Since the end of the ’90s and up to the present, the works of visual artists using popular dance to address questions of community have taken on more social and ethnological tones. In 1997, Pawel Althamer created The Dancers, a work as emblematic as Rirkrit Tiravanija’s. It is an installation composed of five hanging plasma screens showing a group of naked homeless people, men and women, with tired, old and tattooed bodies, dancing in a circle, a theme particularly dear to Henri Matisse. This work, marked by both suffering and joy, gave life to the dance of the forsaken. Incarnating a contemporary version of Brueghel, Pawel Althamer, the shaman-artist, prepared the way for a community of anti-modern bodies, that stood in opposition to the aesthetical and hygienist ideology that came with modernity’s unveiling of the naked body. With this work, the artist, in a spirit pervaded with mysticism, mocks the naivety of the common utopia when confronted with diminished bodies.
The first decade of the 21st century saw the irruption of popular dance in the visual arts, yet with the artists in a more distanced position, as if they were delving into a sociological quest where dance practices linked communities together. Jeremy Deller was the first to place his work in the field of popular culture with Folk Archives (1999-2005), or his video about hip hop culture, Generation Ghetto (1999), on a musical score by Vodershow. More recently, in his video Massage the History (2007-09), Cameron Jamie portrays a group of young African-Americans dancing with extremely suggestive poses on and with the furniture in a typical affluent middle-class interior studded with family portraits. Fascinated by the worlds of drugs and trance music, Canadian artist Jeremy Shaw realized the video series “Best Minds” (2007-09), a bewitching dip into the world of a group of young American males dancing together in a trance-like state, constantly on the verge of violence. In his videos and performances, Rashaad Newsome similarly explores questions connected to social protocols and hierarchies — in works like Untitled (2008) and Five (2010) — such as the voguing phenomenon in the US gay scene, popularized by Madonna’s hit song “Vogue.”

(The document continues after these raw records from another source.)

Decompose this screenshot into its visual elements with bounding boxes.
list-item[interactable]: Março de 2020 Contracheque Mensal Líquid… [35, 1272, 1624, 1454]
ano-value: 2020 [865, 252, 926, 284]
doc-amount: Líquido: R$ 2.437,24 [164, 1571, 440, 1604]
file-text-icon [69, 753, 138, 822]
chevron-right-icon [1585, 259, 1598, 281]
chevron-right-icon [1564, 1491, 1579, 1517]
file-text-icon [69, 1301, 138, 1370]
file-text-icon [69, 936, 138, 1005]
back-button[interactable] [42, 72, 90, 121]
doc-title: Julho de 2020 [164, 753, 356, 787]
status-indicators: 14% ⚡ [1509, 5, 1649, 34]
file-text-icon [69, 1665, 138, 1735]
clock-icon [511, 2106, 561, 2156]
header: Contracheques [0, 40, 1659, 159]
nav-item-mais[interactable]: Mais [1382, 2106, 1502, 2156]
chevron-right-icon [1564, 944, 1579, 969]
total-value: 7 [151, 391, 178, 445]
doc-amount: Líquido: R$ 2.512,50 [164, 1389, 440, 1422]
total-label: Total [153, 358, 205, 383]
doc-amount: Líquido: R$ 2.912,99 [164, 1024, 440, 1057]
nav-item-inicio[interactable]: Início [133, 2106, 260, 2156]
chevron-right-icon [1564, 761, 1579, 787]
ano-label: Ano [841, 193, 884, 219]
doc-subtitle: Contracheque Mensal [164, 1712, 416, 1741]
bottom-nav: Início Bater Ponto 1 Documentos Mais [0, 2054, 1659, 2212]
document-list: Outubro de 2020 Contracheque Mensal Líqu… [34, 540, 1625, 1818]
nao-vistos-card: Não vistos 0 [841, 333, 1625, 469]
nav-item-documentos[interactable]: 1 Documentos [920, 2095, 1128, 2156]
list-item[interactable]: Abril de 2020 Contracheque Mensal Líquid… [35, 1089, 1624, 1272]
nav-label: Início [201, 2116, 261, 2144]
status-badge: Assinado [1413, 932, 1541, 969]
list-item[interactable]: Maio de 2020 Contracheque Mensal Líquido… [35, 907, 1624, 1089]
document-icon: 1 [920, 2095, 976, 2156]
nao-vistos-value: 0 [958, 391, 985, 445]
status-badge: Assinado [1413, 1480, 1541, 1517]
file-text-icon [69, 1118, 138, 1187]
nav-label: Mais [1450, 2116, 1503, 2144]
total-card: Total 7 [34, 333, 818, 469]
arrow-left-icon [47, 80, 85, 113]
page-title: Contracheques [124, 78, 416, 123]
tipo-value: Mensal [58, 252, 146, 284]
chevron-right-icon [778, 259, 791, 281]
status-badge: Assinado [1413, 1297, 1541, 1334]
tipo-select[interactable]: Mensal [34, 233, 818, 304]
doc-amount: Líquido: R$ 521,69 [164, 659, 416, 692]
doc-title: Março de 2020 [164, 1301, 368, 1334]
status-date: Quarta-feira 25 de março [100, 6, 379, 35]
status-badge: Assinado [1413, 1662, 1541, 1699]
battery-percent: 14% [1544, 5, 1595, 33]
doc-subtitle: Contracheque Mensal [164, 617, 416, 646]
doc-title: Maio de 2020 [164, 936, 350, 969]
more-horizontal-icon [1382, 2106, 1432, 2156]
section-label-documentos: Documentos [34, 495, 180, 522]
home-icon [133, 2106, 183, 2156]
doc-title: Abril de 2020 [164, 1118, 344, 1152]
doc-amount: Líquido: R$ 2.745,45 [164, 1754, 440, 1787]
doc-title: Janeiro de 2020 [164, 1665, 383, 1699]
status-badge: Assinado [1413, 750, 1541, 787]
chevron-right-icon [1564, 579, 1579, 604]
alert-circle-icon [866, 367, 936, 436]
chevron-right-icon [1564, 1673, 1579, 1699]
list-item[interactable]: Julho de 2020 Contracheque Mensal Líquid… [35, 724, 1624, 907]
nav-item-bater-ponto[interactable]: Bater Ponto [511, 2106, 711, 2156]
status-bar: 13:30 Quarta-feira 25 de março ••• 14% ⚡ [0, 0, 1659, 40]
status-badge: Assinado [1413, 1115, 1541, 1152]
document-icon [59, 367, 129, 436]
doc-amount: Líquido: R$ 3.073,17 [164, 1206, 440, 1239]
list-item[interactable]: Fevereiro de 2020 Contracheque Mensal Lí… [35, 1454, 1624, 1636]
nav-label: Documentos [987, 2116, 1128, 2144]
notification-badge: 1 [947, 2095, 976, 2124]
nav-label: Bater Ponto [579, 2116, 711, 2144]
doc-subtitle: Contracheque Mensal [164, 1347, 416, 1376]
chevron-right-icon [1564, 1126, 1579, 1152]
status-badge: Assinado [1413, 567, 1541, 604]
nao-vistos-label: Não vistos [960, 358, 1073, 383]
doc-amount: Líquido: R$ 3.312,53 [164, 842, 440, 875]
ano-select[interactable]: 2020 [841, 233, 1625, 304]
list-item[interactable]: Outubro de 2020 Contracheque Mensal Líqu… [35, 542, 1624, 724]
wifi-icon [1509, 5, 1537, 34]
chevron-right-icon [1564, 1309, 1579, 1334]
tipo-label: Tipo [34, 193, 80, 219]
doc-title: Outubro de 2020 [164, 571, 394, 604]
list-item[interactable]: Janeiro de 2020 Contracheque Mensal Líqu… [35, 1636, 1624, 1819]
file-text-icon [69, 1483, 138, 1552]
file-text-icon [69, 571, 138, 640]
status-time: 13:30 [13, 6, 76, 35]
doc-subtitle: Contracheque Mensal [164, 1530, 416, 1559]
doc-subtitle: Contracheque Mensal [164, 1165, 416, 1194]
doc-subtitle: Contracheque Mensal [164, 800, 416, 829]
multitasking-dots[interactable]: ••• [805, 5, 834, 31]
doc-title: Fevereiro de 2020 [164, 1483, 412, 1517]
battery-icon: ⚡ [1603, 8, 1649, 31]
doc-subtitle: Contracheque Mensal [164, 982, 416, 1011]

In this environment where group dancing generates a deepened sense of solitude, as if groups were juxtaposing individuals with no connections, the work of Christodoulos Panayiotou positions itself as a melancholic experience of the desire to break away from inter-individual distance and discontinuity. He chose slow dancing, as he explains in the Love is Overrated conversation with Shiri Reznik about Slow Dance Marathon, precisely because everyone is able to dance this sort of anti-dance and because it enables the dancers to eradicate personal space, in opposition to more complex social dances. This quest that he led over a number of years, through different works, eventually generates a tension between the individual and the collective, in an intentionally emotional climate where dance mimics the desire for love. The beholders of Slow Dance Marathon, caught between their desire to take part and their position as voyeurs of the slow dance, are excluded from a dance that invites closeness yet also illustrates the impossibility of truly being close. It is not enough to be dancing together in order to create the common body dreamed-up by modernity, even if we keep dancing to be together.